Because both boxes are from the same colony they will be familiar with each other and have the same scent so they can stay beside each other. Both hives can remain in the same positions or you could turn them or move them slightly to create a better flight path for the bees. Try not to have the bees flight paths interfere with each other. If you want to move one you could use the usual hive moving methods, moving a short distance per day, or move to a different location 1km away. You may get away with moving one box 10 to 50m away (for example) as bees that want to return to the old location may be able to just return to the other colony.

Progress Checks

If you’ve separated the boxes and want to closely monitor the progress, you can weigh both boxes when first separated and weigh them once a month. You’re looking for an increase in weight over time. If you’re getting a constant loss of weight then there could be a problem like having no Queen and a declining bee population and resources. I would say that most people don’t worry about weighing hives too much and are happy to just let them go and trust that all is well. I usually just pick them up and feel the weight.

The Risk?

There is a slight chance that the main colony/mother hive could be blocked off by the daughter colony. This can kill the mother colony. 

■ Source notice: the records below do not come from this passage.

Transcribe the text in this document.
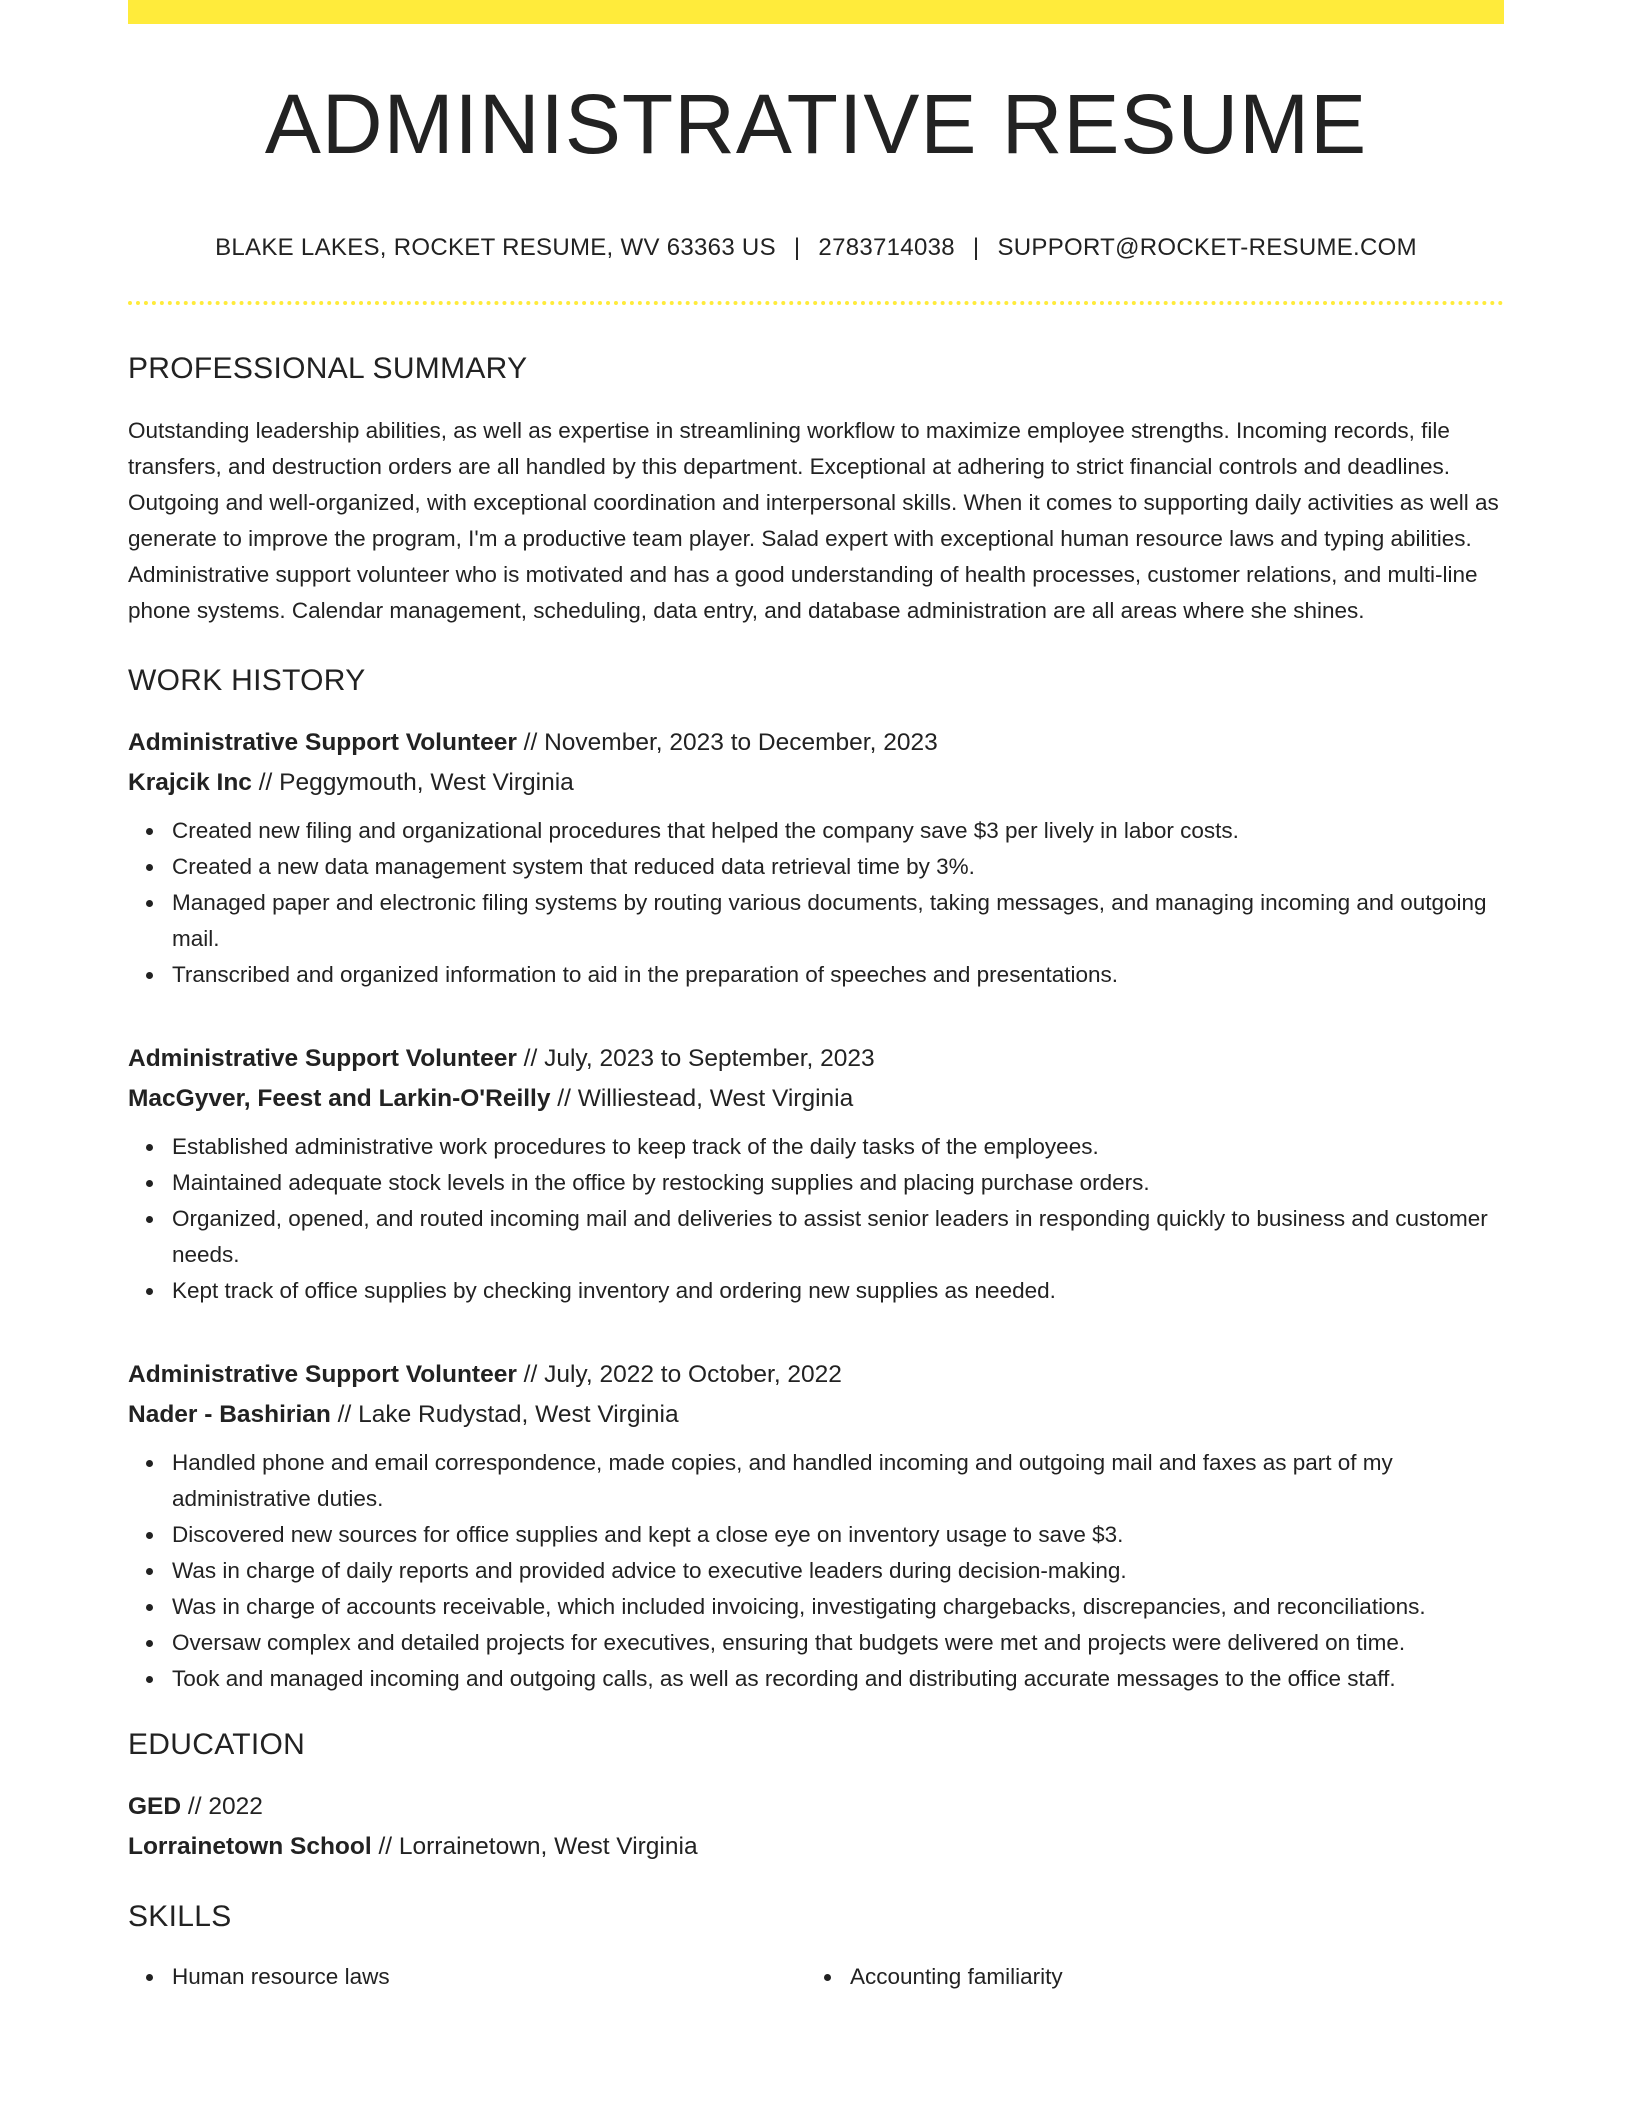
ADMINISTRATIVE RESUME
BLAKE LAKES, ROCKET RESUME, WV 63363 US | 2783714038 | SUPPORT@ROCKET-RESUME.COM
PROFESSIONAL SUMMARY

Outstanding leadership abilities, as well as expertise in streamlining workflow to maximize employee strengths. Incoming records, file transfers, and destruction orders are all handled by this department. Exceptional at adhering to strict financial controls and deadlines. Outgoing and well-organized, with exceptional coordination and interpersonal skills. When it comes to supporting daily activities as well as generate to improve the program, I'm a productive team player. Salad expert with exceptional human resource laws and typing abilities. Administrative support volunteer who is motivated and has a good understanding of health processes, customer relations, and multi-line phone systems. Calendar management, scheduling, data entry, and database administration are all areas where she shines.

WORK HISTORY
Administrative Support Volunteer // November, 2023 to December, 2023
Krajcik Inc // Peggymouth, West Virginia
Created new filing and organizational procedures that helped the company save $3 per lively in labor costs.
Created a new data management system that reduced data retrieval time by 3%.
Managed paper and electronic filing systems by routing various documents, taking messages, and managing incoming and outgoing mail.
Transcribed and organized information to aid in the preparation of speeches and presentations.
Administrative Support Volunteer // July, 2023 to September, 2023
MacGyver, Feest and Larkin-O'Reilly // Williestead, West Virginia
Established administrative work procedures to keep track of the daily tasks of the employees.
Maintained adequate stock levels in the office by restocking supplies and placing purchase orders.
Organized, opened, and routed incoming mail and deliveries to assist senior leaders in responding quickly to business and customer needs.
Kept track of office supplies by checking inventory and ordering new supplies as needed.
Administrative Support Volunteer // July, 2022 to October, 2022
Nader - Bashirian // Lake Rudystad, West Virginia
Handled phone and email correspondence, made copies, and handled incoming and outgoing mail and faxes as part of my administrative duties.
Discovered new sources for office supplies and kept a close eye on inventory usage to save $3.
Was in charge of daily reports and provided advice to executive leaders during decision-making.
Was in charge of accounts receivable, which included invoicing, investigating chargebacks, discrepancies, and reconciliations.
Oversaw complex and detailed projects for executives, ensuring that budgets were met and projects were delivered on time.
Took and managed incoming and outgoing calls, as well as recording and distributing accurate messages to the office staff.
EDUCATION
GED // 2022
Lorrainetown School // Lorrainetown, West Virginia
SKILLS
Human resource laws	Accounting familiarity
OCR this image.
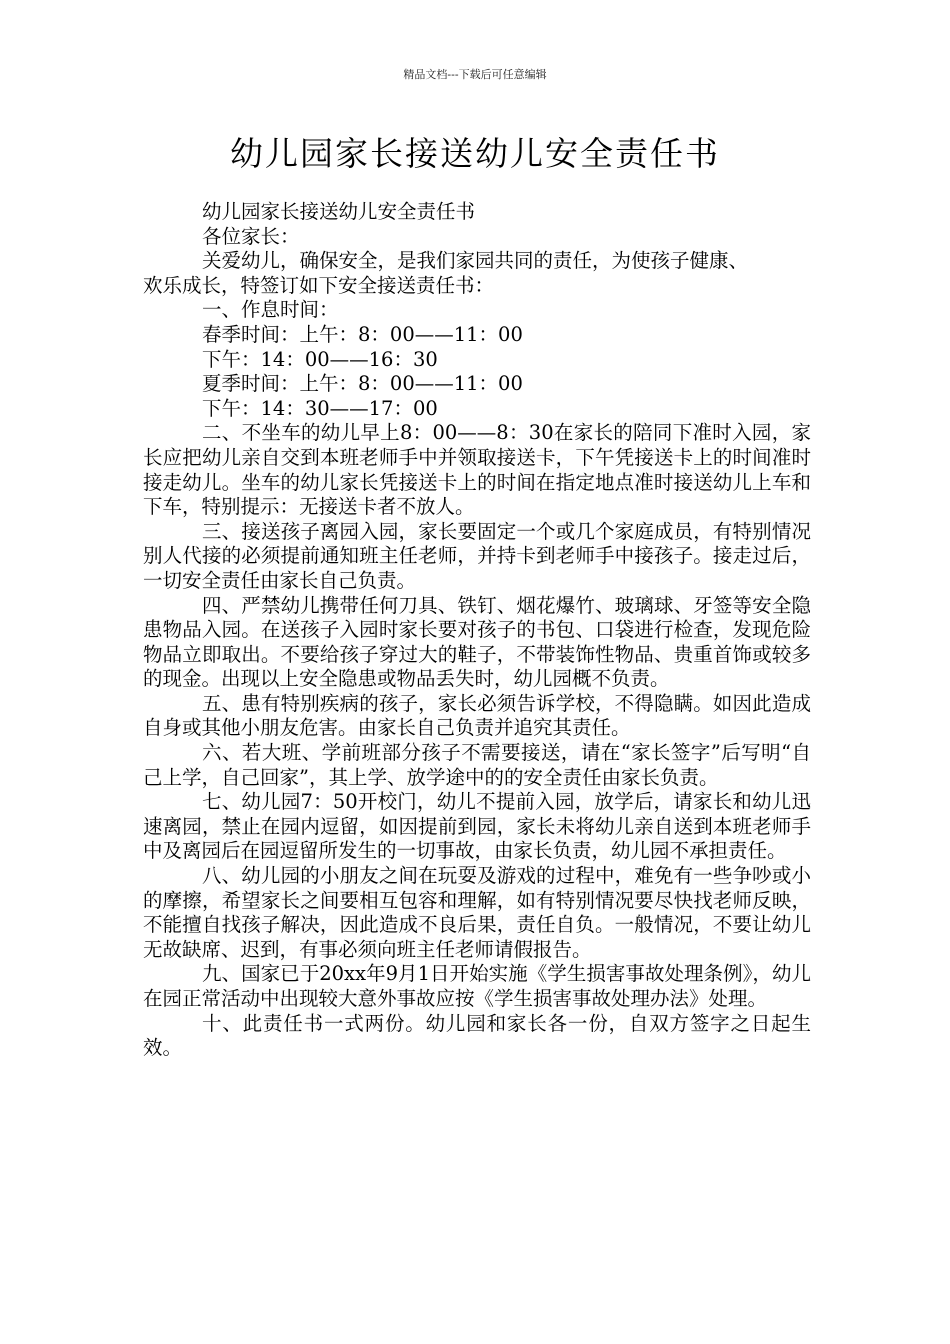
精品文档---下载后可任意编辑
幼儿园家长接送幼儿安全责任书
幼儿园家长接送幼儿安全责任书
各位家长：
关爱幼儿，确保安全，是我们家园共同的责任，为使孩子健康、
欢乐成长，特签订如下安全接送责任书：
一、作息时间：
春季时间：上午：8：00——11：00
下午：14：00——16：30
夏季时间：上午：8：00——11：00
下午：14：30——17：00

二、不坐车的幼儿早上8：00——8：30在家长的陪同下准时入园，家长应把幼儿亲自交到本班老师手中并领取接送卡，下午凭接送卡上的时间准时接走幼儿。坐车的幼儿家长凭接送卡上的时间在指定地点准时接送幼儿上车和下车，特别提示：无接送卡者不放人。

三、接送孩子离园入园，家长要固定一个或几个家庭成员，有特别情况别人代接的必须提前通知班主任老师，并持卡到老师手中接孩子。接走过后，一切安全责任由家长自己负责。

四、严禁幼儿携带任何刀具、铁钉、烟花爆竹、玻璃球、牙签等安全隐患物品入园。在送孩子入园时家长要对孩子的书包、口袋进行检查，发现危险物品立即取出。不要给孩子穿过大的鞋子，不带装饰性物品、贵重首饰或较多的现金。出现以上安全隐患或物品丢失时，幼儿园概不负责。

五、患有特别疾病的孩子，家长必须告诉学校，不得隐瞒。如因此造成自身或其他小朋友危害。由家长自己负责并追究其责任。

六、若大班、学前班部分孩子不需要接送，请在“家长签字”后写明“自己上学，自己回家”，其上学、放学途中的的安全责任由家长负责。

七、幼儿园7：50开校门，幼儿不提前入园，放学后，请家长和幼儿迅速离园，禁止在园内逗留，如因提前到园，家长未将幼儿亲自送到本班老师手中及离园后在园逗留所发生的一切事故，由家长负责，幼儿园不承担责任。

八、幼儿园的小朋友之间在玩耍及游戏的过程中，难免有一些争吵或小的摩擦，希望家长之间要相互包容和理解，如有特别情况要尽快找老师反映，不能擅自找孩子解决，因此造成不良后果，责任自负。一般情况，不要让幼儿无故缺席、迟到，有事必须向班主任老师请假报告。

九、国家已于20xx年9月1日开始实施《学生损害事故处理条例》，幼儿在园正常活动中出现较大意外事故应按《学生损害事故处理办法》处理。

十、此责任书一式两份。幼儿园和家长各一份，自双方签字之日起生效。
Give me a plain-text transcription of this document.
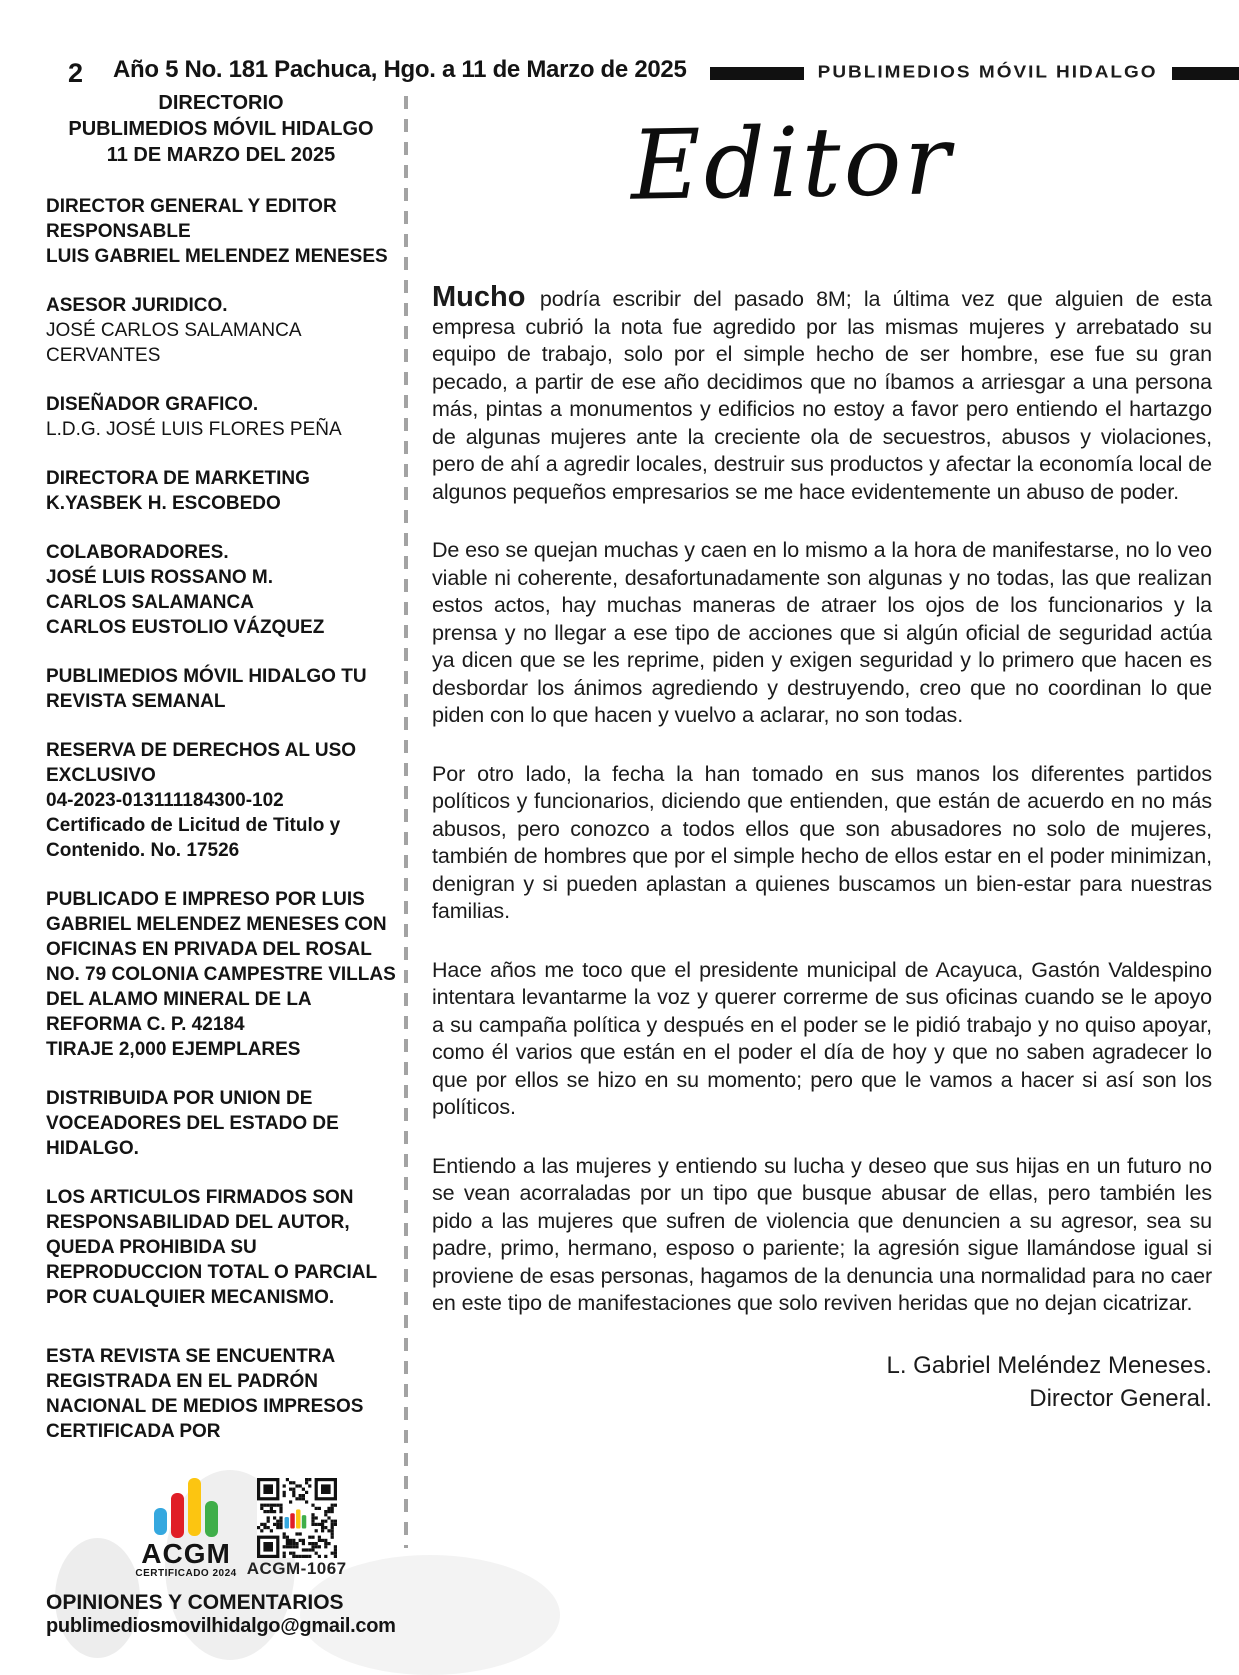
2 Año 5 No. 181 Pachuca, Hgo. a 11 de Marzo de 2025	PUBLIMEDIOS MÓVIL HIDALGO
DIRECTORIO
PUBLIMEDIOS MÓVIL HIDALGO
11 DE MARZO DEL 2025
DIRECTOR GENERAL Y EDITOR RESPONSABLE
LUIS GABRIEL MELENDEZ MENESES
ASESOR JURIDICO.
JOSÉ CARLOS SALAMANCA CERVANTES
DISEÑADOR GRAFICO.
L.D.G. JOSÉ LUIS FLORES PEÑA
DIRECTORA DE MARKETING
K.YASBEK H. ESCOBEDO
COLABORADORES.
JOSÉ LUIS ROSSANO M.
CARLOS SALAMANCA
CARLOS EUSTOLIO VÁZQUEZ
PUBLIMEDIOS MÓVIL HIDALGO TU REVISTA SEMANAL
RESERVA DE DERECHOS AL USO EXCLUSIVO
04-2023-013111184300-102
Certificado de Licitud de Titulo y Contenido. No. 17526
PUBLICADO E IMPRESO POR LUIS GABRIEL MELENDEZ MENESES CON OFICINAS EN PRIVADA DEL ROSAL NO. 79 COLONIA CAMPESTRE VILLAS DEL ALAMO MINERAL DE LA REFORMA C. P. 42184
TIRAJE 2,000 EJEMPLARES
DISTRIBUIDA POR UNION DE VOCEADORES DEL ESTADO DE HIDALGO.
LOS ARTICULOS FIRMADOS SON RESPONSABILIDAD DEL AUTOR, QUEDA PROHIBIDA SU REPRODUCCION TOTAL O PARCIAL POR CUALQUIER MECANISMO.
ESTA REVISTA SE ENCUENTRA REGISTRADA EN EL PADRÓN NACIONAL DE MEDIOS IMPRESOS CERTIFICADA POR
ACGM
CERTIFICADO 2024 ACGM-1067
OPINIONES Y COMENTARIOS
publimediosmovilhidalgo@gmail.com
Editor

Mucho podría escribir del pasado 8M; la última vez que alguien de esta empresa cubrió la nota fue agredido por las mismas mujeres y arrebatado su equipo de trabajo, solo por el simple hecho de ser hombre, ese fue su gran pecado, a partir de ese año decidimos que no íbamos a arriesgar a una persona más, pintas a monumentos y edificios no estoy a favor pero entiendo el hartazgo de algunas mujeres ante la creciente ola de secuestros, abusos y violaciones, pero de ahí a agredir locales, destruir sus productos y afectar la economía local de algunos pequeños empresarios se me hace evidentemente un abuso de poder.

De eso se quejan muchas y caen en lo mismo a la hora de manifestarse, no lo veo viable ni coherente, desafortunadamente son algunas y no todas, las que realizan estos actos, hay muchas maneras de atraer los ojos de los funcionarios y la prensa y no llegar a ese tipo de acciones que si algún oficial de seguridad actúa ya dicen que se les reprime, piden y exigen seguridad y lo primero que hacen es desbordar los ánimos agrediendo y destruyendo, creo que no coordinan lo que piden con lo que hacen y vuelvo a aclarar, no son todas.

Por otro lado, la fecha la han tomado en sus manos los diferentes partidos políticos y funcionarios, diciendo que entienden, que están de acuerdo en no más abusos, pero conozco a todos ellos que son abusadores no solo de mujeres, también de hombres que por el simple hecho de ellos estar en el poder minimizan, denigran y si pueden aplastan a quienes buscamos un bien-estar para nuestras familias.

Hace años me toco que el presidente municipal de Acayuca, Gastón Valdespino intentara levantarme la voz y querer correrme de sus oficinas cuando se le apoyo a su campaña política y después en el poder se le pidió trabajo y no quiso apoyar, como él varios que están en el poder el día de hoy y que no saben agradecer lo que por ellos se hizo en su momento; pero que le vamos a hacer si así son los políticos.

Entiendo a las mujeres y entiendo su lucha y deseo que sus hijas en un futuro no se vean acorraladas por un tipo que busque abusar de ellas, pero también les pido a las mujeres que sufren de violencia que denuncien a su agresor, sea su padre, primo, hermano, esposo o pariente; la agresión sigue llamándose igual si proviene de esas personas, hagamos de la denuncia una normalidad para no caer en este tipo de manifestaciones que solo reviven heridas que no dejan cicatrizar.

L. Gabriel Meléndez Meneses.
Director General.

Strong mother hive: The mother hive or main original colony needs to be strong for eductions to work.

Failure to launch: Eductions don’t always work. Sometimes the bees will just completely ignore the new box, or fill the new box with honey and pollen.

Disconnect too early: If you disconnect too early the new colony may not be establish well enough and slowly die out. Ensure there plenty of brood and bees before disconnecting.

If the bees don’t create a new colony you can disconnect the new box, wait a couple of months and reconnect.